The B340A is a 3A Schottky diode while the SS14 is a 1A Schottky diode. From the figures Raymond has shown the voltage drop across the B340A at 4A is 0.6V while the voltage drop across the SS14 is 1.0V. So the SS14 is way too weak! Keep in mind that every surge and every inductive kickback on mains will go back to the output of AFE032 and stress it. So, you really need heavy stuff here to protect the AFE032.

The same is true for the D1100. It's just way too weak at this point to really protect the AFE032.

Your circuit will hardly survive any thunderstorm. So please follow the datasheet recommendations. They weren't given for fun.

Kai

Hi Kacper,

Below is the datasheet capture in B340A schottky diodes as Kai pointed out. There are variations among even the same design die. For instance, B320A-B340A's performance are more consistent vs. B350A-B360A. SS14 is a bit slow to handle the transient event protections at AFE032's output. 

Based on your latest description, I am fairly sure that AFE032 is damaged from transient events from PLC AC powerline side.

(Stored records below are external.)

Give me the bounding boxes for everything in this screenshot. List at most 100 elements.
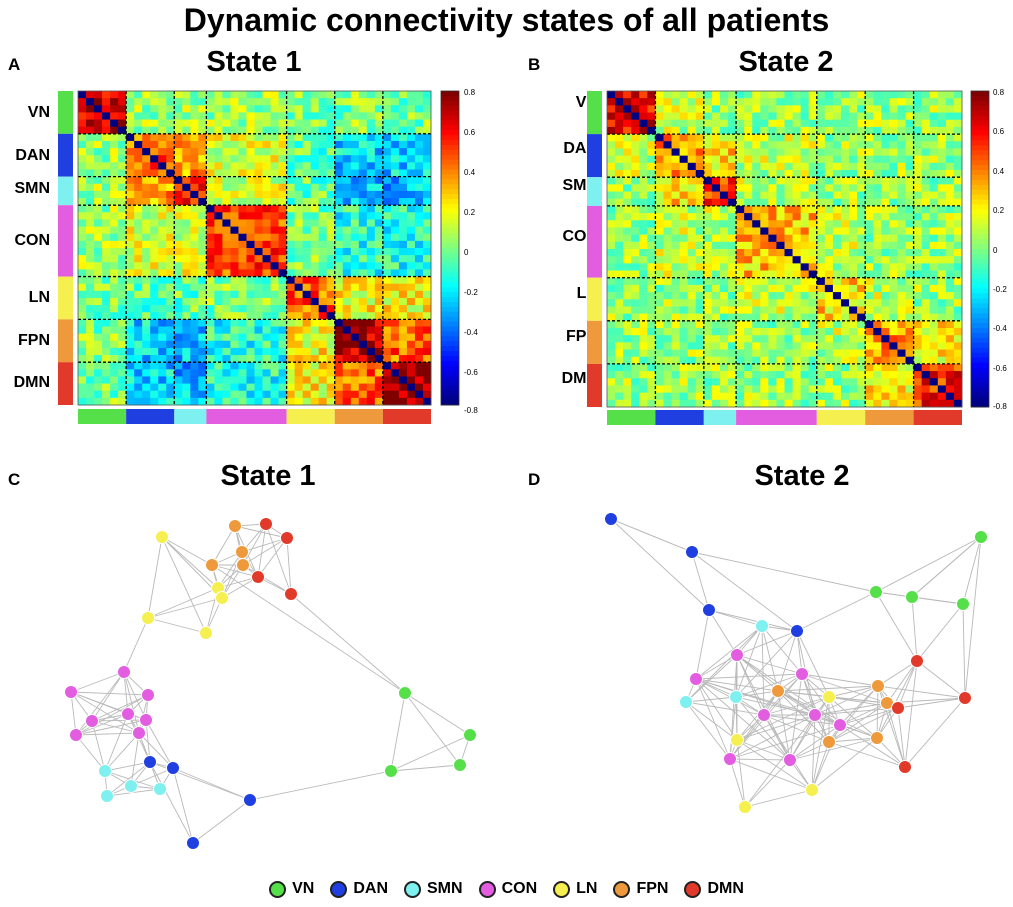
graph-edge [145, 719, 174, 769]
heatmap-cell [174, 383, 183, 392]
heatmap-cell [198, 112, 207, 120]
heatmap-cell [262, 148, 271, 156]
heatmap-cell [262, 176, 271, 185]
heatmap-cell [647, 241, 656, 250]
heatmap-cell [342, 91, 352, 99]
heatmap-cell [230, 397, 239, 406]
heatmap-cell [655, 313, 664, 322]
heatmap-cell [736, 184, 745, 192]
heatmap-cell [278, 383, 287, 392]
heatmap-cell [752, 198, 761, 207]
heatmap-cell [671, 234, 681, 243]
heatmap-cell [358, 397, 368, 406]
heatmap-cell [768, 356, 777, 365]
heatmap-cell [254, 155, 263, 163]
heatmap-cell [142, 205, 151, 213]
heatmap-cell [198, 205, 207, 213]
heatmap-cell [174, 255, 183, 263]
heatmap-cell [326, 312, 336, 320]
heatmap-cell [840, 284, 850, 293]
heatmap-cell [929, 177, 939, 185]
heatmap-cell [222, 269, 231, 277]
heatmap-cell [792, 320, 802, 329]
heatmap-cell [865, 112, 874, 121]
heatmap-cell [118, 219, 127, 227]
heatmap-cell [342, 269, 352, 277]
heatmap-cell [358, 262, 368, 270]
heatmap-cell [166, 105, 175, 113]
heatmap-cell [857, 213, 866, 221]
heatmap-cell [118, 226, 127, 235]
heatmap-cell [318, 355, 328, 363]
heatmap-cell [78, 362, 87, 370]
heatmap-cell [832, 134, 842, 142]
heatmap-cell [945, 177, 955, 185]
heatmap-cell [102, 262, 111, 270]
heatmap-cell [679, 378, 689, 386]
heatmap-cell [768, 335, 777, 343]
heatmap-cell [768, 134, 777, 142]
heatmap-cell [94, 262, 103, 270]
heatmap-cell [889, 91, 898, 99]
heatmap-cell [150, 162, 159, 170]
heatmap-cell [768, 177, 777, 185]
heatmap-cell [142, 105, 151, 113]
heatmap-cell [719, 292, 729, 300]
heatmap-cell [849, 234, 858, 243]
heatmap-cell [800, 98, 810, 106]
heatmap-cell [873, 392, 882, 401]
heatmap-cell [873, 270, 882, 279]
heatmap-cell [913, 198, 923, 207]
colorbar-segment [441, 297, 459, 303]
heatmap-cell [913, 284, 923, 293]
colorbar-segment [971, 91, 989, 97]
heatmap-cell [832, 213, 842, 221]
network-bar-horizontal [78, 409, 127, 424]
heatmap-cell [278, 362, 287, 370]
heatmap-cell [86, 112, 95, 120]
heatmap-cell [800, 234, 810, 243]
graph-edge [249, 770, 392, 801]
heatmap-cell [358, 312, 368, 320]
heatmap-cell [294, 91, 304, 99]
legend-dot-ln [553, 880, 571, 898]
graph-edge [811, 741, 830, 791]
heatmap-cell [406, 212, 416, 220]
heatmap-cell [302, 91, 312, 99]
heatmap-cell [294, 126, 304, 135]
heatmap-cell [78, 148, 87, 156]
colorbar-segment [971, 303, 989, 309]
heatmap-cell [326, 212, 336, 220]
heatmap-cell [94, 390, 103, 399]
heatmap-cell [382, 140, 392, 149]
heatmap-cell [832, 148, 842, 157]
heatmap-cell [134, 319, 143, 327]
heatmap-cell [905, 227, 914, 236]
colorbar-segment [441, 257, 459, 264]
heatmap-cell [905, 191, 914, 200]
heatmap-cell [102, 98, 111, 106]
heatmap-cell [414, 383, 424, 392]
heatmap-cell [182, 269, 191, 277]
heatmap-cell [382, 219, 392, 227]
heatmap-cell [711, 371, 721, 379]
heatmap-cell [86, 198, 95, 206]
colorbar-segment [441, 189, 459, 195]
graph-node-con [141, 688, 155, 702]
heatmap-cell [414, 355, 424, 363]
heatmap-cell [230, 126, 239, 135]
heatmap-cell [398, 190, 408, 199]
heatmap-cell [663, 184, 672, 192]
heatmap-cell [118, 397, 127, 406]
heatmap-cell [190, 362, 199, 370]
heatmap-cell [889, 349, 898, 358]
heatmap-cell [334, 269, 344, 277]
heatmap-cell [607, 277, 616, 286]
heatmap-cell [945, 284, 955, 293]
graph-edge [801, 673, 888, 704]
heatmap-cell [623, 126, 632, 135]
heatmap-cell [760, 299, 769, 307]
heatmap-cell [270, 255, 279, 263]
heatmap-cell [889, 284, 898, 293]
graph-edge [911, 536, 982, 598]
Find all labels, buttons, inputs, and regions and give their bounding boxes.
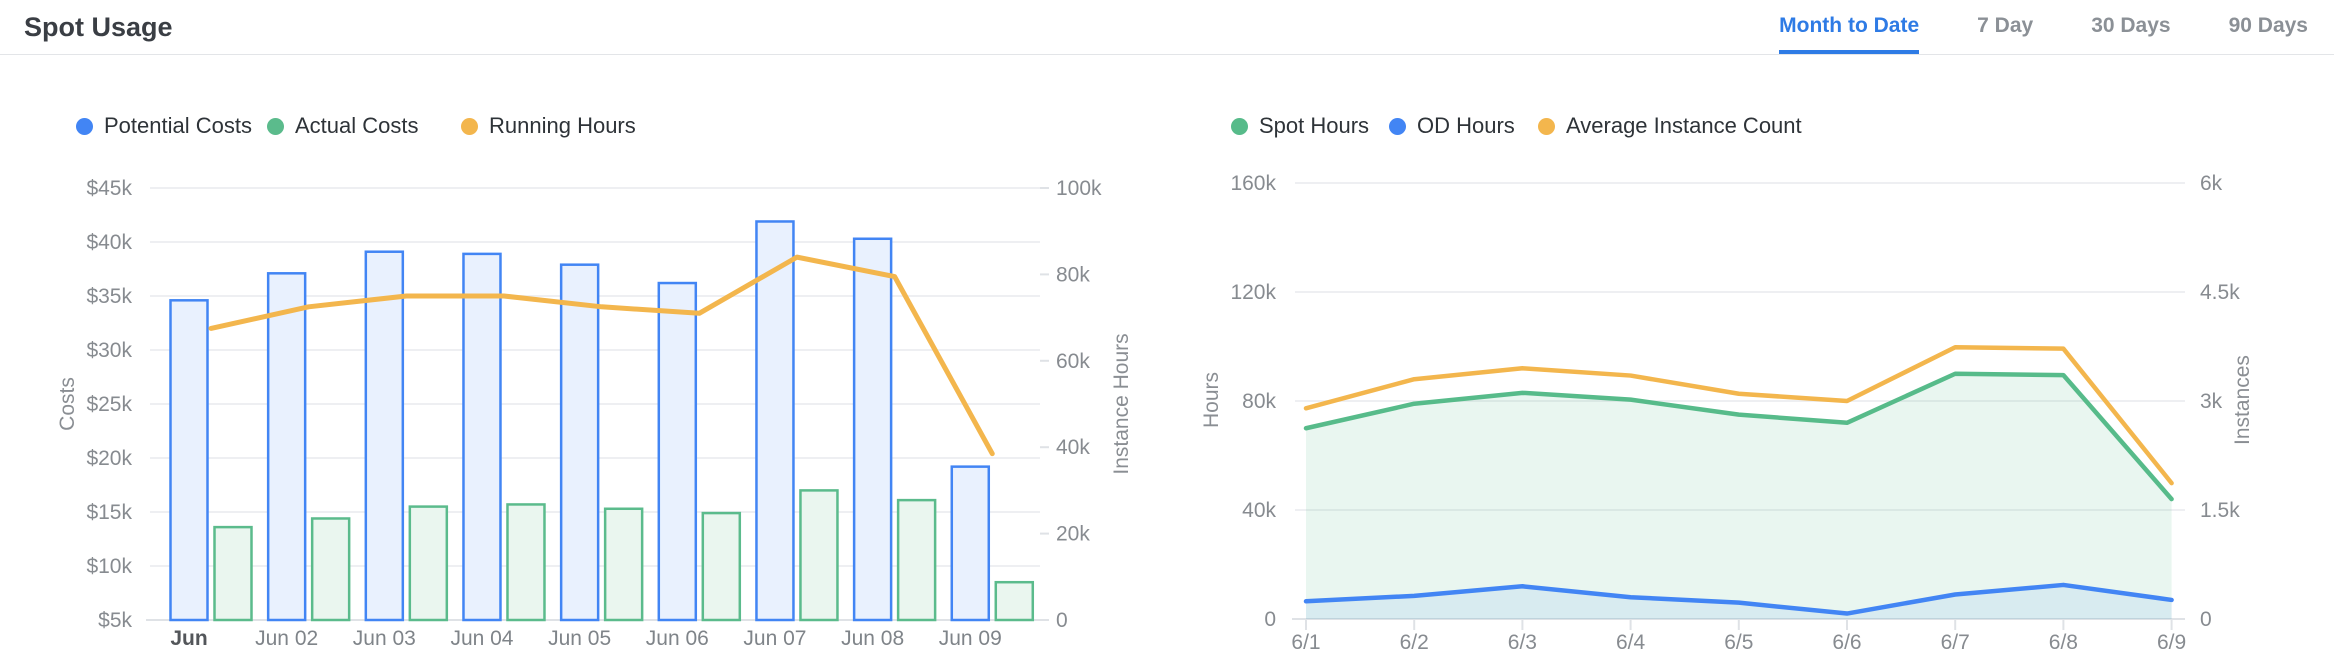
average-instance-count-line — [1303, 344, 2174, 486]
left-axis-tick-label: $20k — [86, 447, 132, 470]
potential-costs-bar — [364, 250, 405, 622]
legend-item-running-hours[interactable]: Running Hours — [461, 112, 636, 140]
legend-dot-icon — [461, 117, 478, 135]
x-axis-label: Jun 05 — [548, 627, 611, 650]
legend-dot-icon — [1231, 117, 1248, 135]
actual-costs-bar — [701, 511, 742, 622]
legend-label: Spot Hours — [1259, 113, 1370, 138]
right-axis-tick-label: 1.5k — [2200, 499, 2240, 522]
left-axis-tick-label: 40k — [1242, 499, 1276, 522]
x-axis-label: Jun 08 — [841, 627, 904, 650]
legend-label: Actual Costs — [295, 113, 419, 138]
legend-dot-icon — [267, 117, 284, 135]
left-axis-tick-label: 120k — [1230, 281, 1276, 304]
actual-costs-bar — [408, 505, 449, 622]
actual-costs-bar — [994, 580, 1035, 622]
right-axis-tick-label: 0 — [1056, 609, 1068, 632]
potential-costs-bar — [755, 220, 795, 622]
left-axis-tick-label: $10k — [86, 555, 132, 578]
right-axis-title: Instances — [2231, 355, 2254, 445]
spot-hours-area — [1306, 373, 2172, 619]
right-axis-tick-label: 100k — [1056, 177, 1102, 200]
potential-costs-bar — [266, 272, 307, 622]
x-axis-label: Jun 04 — [450, 627, 513, 650]
right-axis-tick-label: 20k — [1056, 523, 1090, 546]
potential-costs-bar — [559, 263, 600, 622]
potential-costs-bar — [852, 237, 893, 622]
tab-90-days[interactable]: 90 Days — [2228, 14, 2308, 37]
tab-30-days[interactable]: 30 Days — [2091, 14, 2171, 37]
actual-costs-bar — [506, 503, 546, 622]
x-axis-label: Jun — [170, 627, 207, 650]
left-axis-tick-label: 0 — [1264, 608, 1276, 631]
left-axis-tick-label: $45k — [86, 177, 132, 200]
x-axis-label: Jun 06 — [646, 627, 709, 650]
x-axis-label: Jun 03 — [353, 627, 416, 650]
left-axis-tick-label: $25k — [86, 393, 132, 416]
left-axis-tick-label: $5k — [98, 609, 132, 632]
left-axis-tick-label: $30k — [86, 339, 132, 362]
right-axis-tick-label: 40k — [1056, 436, 1090, 459]
actual-costs-bar — [603, 507, 644, 622]
x-axis-label: 6/4 — [1616, 631, 1646, 654]
potential-costs-bar — [657, 281, 698, 622]
right-axis-tick-label: 60k — [1056, 350, 1090, 373]
actual-costs-bar — [310, 517, 351, 622]
x-axis-label: 6/3 — [1508, 631, 1537, 654]
left-axis-tick-label: 160k — [1230, 172, 1276, 195]
page-header: Spot Usage Month to Date 7 Day 30 Days 9… — [0, 0, 2334, 55]
legend-dot-icon — [76, 117, 93, 135]
legend-label: Potential Costs — [104, 113, 252, 138]
legend-item-average-instance-count[interactable]: Average Instance Count — [1538, 112, 1802, 140]
x-axis-label: 6/8 — [2049, 631, 2078, 654]
x-axis-label: Jun 07 — [743, 627, 806, 650]
x-axis-label: Jun 09 — [939, 627, 1002, 650]
tab-month-to-date[interactable]: Month to Date — [1779, 0, 1920, 54]
od-hours-line — [1303, 582, 2174, 616]
legend-item-spot-hours[interactable]: Spot Hours — [1231, 112, 1369, 140]
od-hours-area — [1306, 584, 2172, 619]
potential-costs-bar — [169, 299, 209, 622]
tab-7-day[interactable]: 7 Day — [1977, 14, 2034, 37]
x-axis-label: 6/5 — [1724, 631, 1753, 654]
right-axis-tick-label: 4.5k — [2200, 281, 2240, 304]
right-axis-tick-label: 0 — [2200, 608, 2212, 631]
legend-label: Running Hours — [489, 113, 636, 138]
right-axis-tick-label: 3k — [2200, 390, 2223, 413]
x-axis-label: 6/6 — [1832, 631, 1861, 654]
potential-costs-bar — [950, 465, 991, 622]
left-axis-title: Hours — [1200, 372, 1223, 428]
legend-label: Average Instance Count — [1566, 113, 1802, 138]
charts-canvas: $45k $40k $35k $30k $25k $20k $15k $10k $5k 100k 8… — [56, 172, 2254, 654]
page-title: Spot Usage — [24, 11, 173, 42]
legend-label: OD Hours — [1417, 113, 1515, 138]
legend-dot-icon — [1538, 117, 1555, 135]
x-axis-label: 6/9 — [2157, 631, 2186, 654]
x-axis-label: 6/7 — [1941, 631, 1970, 654]
actual-costs-bar — [799, 489, 839, 622]
x-axis-label: Jun 02 — [255, 627, 318, 650]
time-range-tabs: Month to Date 7 Day 30 Days 90 Days — [1721, 0, 2308, 54]
x-axis-label: 6/2 — [1400, 631, 1429, 654]
legend-item-actual-costs[interactable]: Actual Costs — [267, 112, 419, 140]
actual-costs-bar — [213, 525, 253, 622]
actual-costs-bar — [896, 498, 937, 622]
left-axis-title: Costs — [56, 377, 79, 431]
left-axis-tick-label: 80k — [1242, 390, 1276, 413]
x-axis-label: 6/1 — [1291, 631, 1320, 654]
right-axis-tick-label: 6k — [2200, 172, 2223, 195]
legend-dot-icon — [1389, 117, 1406, 135]
right-axis-title: Instance Hours — [1110, 333, 1133, 474]
left-axis-tick-label: $15k — [86, 501, 132, 524]
spot-hours-line — [1303, 371, 2174, 502]
left-axis-tick-label: $40k — [86, 231, 132, 254]
running-hours-line — [208, 254, 995, 457]
legend-item-potential-costs[interactable]: Potential Costs — [76, 112, 252, 140]
left-axis-tick-label: $35k — [86, 285, 132, 308]
potential-costs-bar — [462, 252, 502, 622]
legend-item-od-hours[interactable]: OD Hours — [1389, 112, 1515, 140]
right-axis-tick-label: 80k — [1056, 263, 1090, 286]
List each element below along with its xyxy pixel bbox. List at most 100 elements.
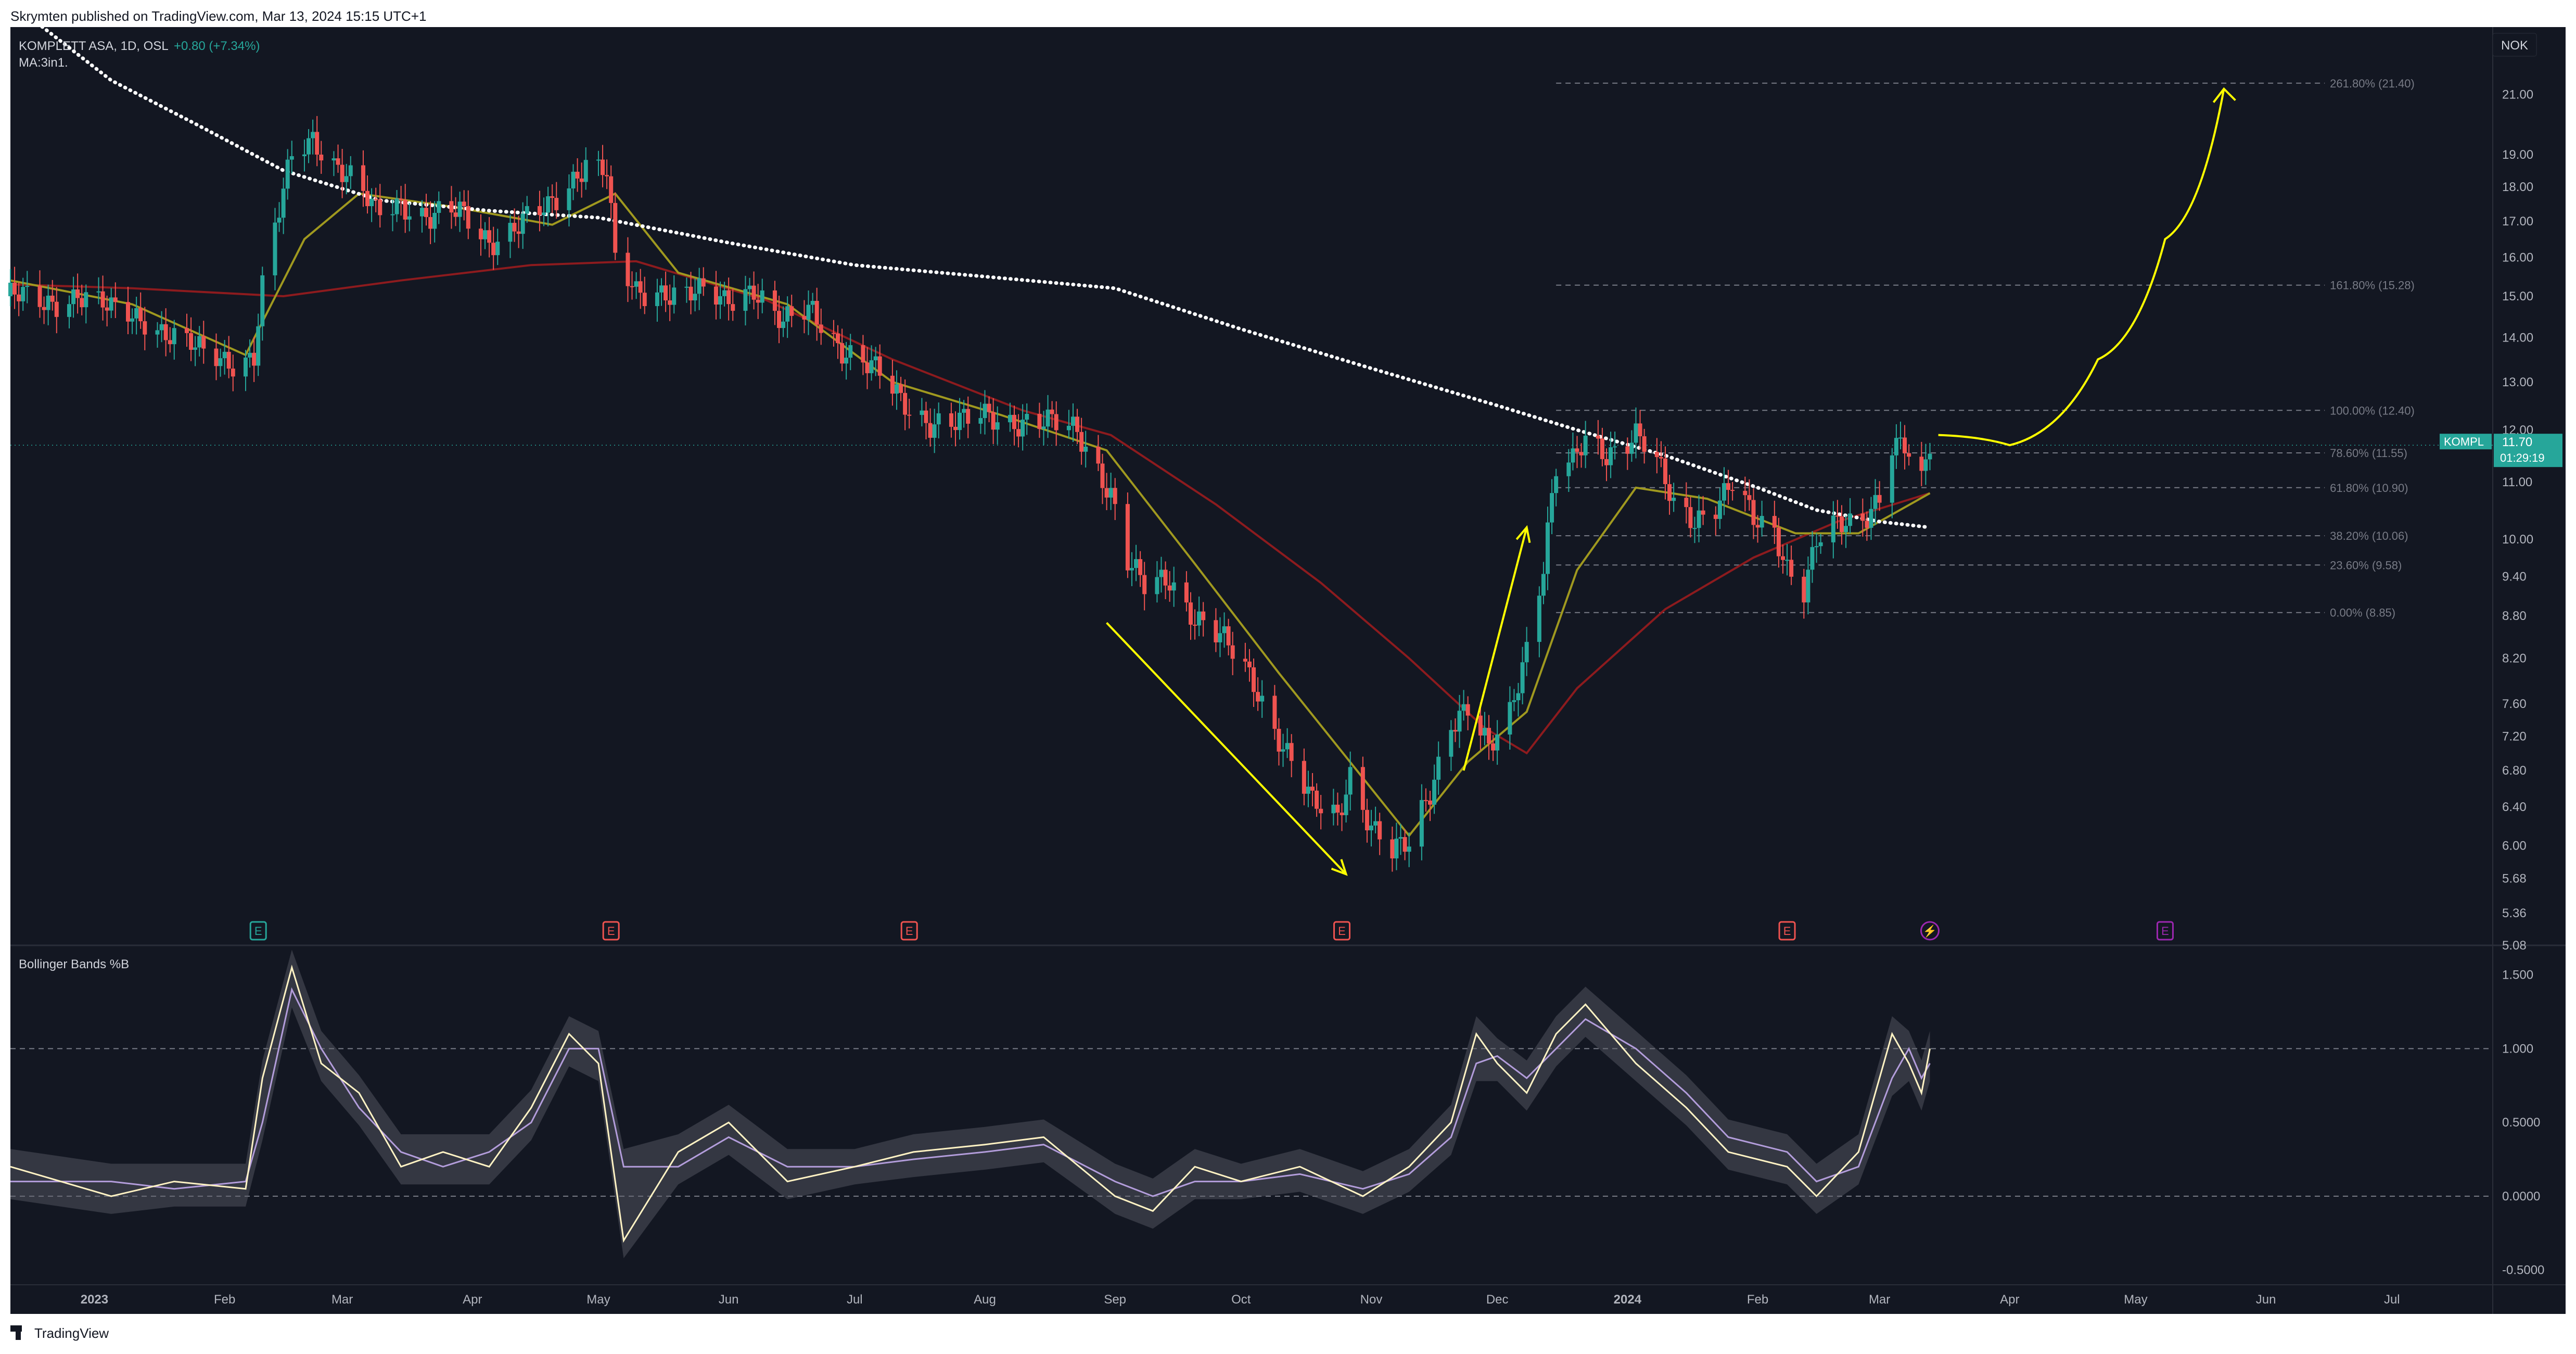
candle-body — [995, 422, 1000, 430]
currency-label: NOK — [2501, 39, 2528, 53]
candle-body — [1747, 495, 1752, 500]
candle — [840, 328, 845, 372]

Also, it will help if you reduce the 470nF coupling capacitor to 4.7nF-10nF range.

At 60Hz, 470nF will have impedance of 5.6kΩ and 10nF will have impedance of 265kΩ, which it will reduce the 60Hz AC current going through the transformer. At PLC communication frequency, say 300kHz, 470nF will have impedance of 1.1Ω, while 10nF will have impedance of 53Ω, and 53Ω @300kHz will impose little attenuation effects on higher frequency. 

If you have additional questions, please let us know. 

Best,

Raymond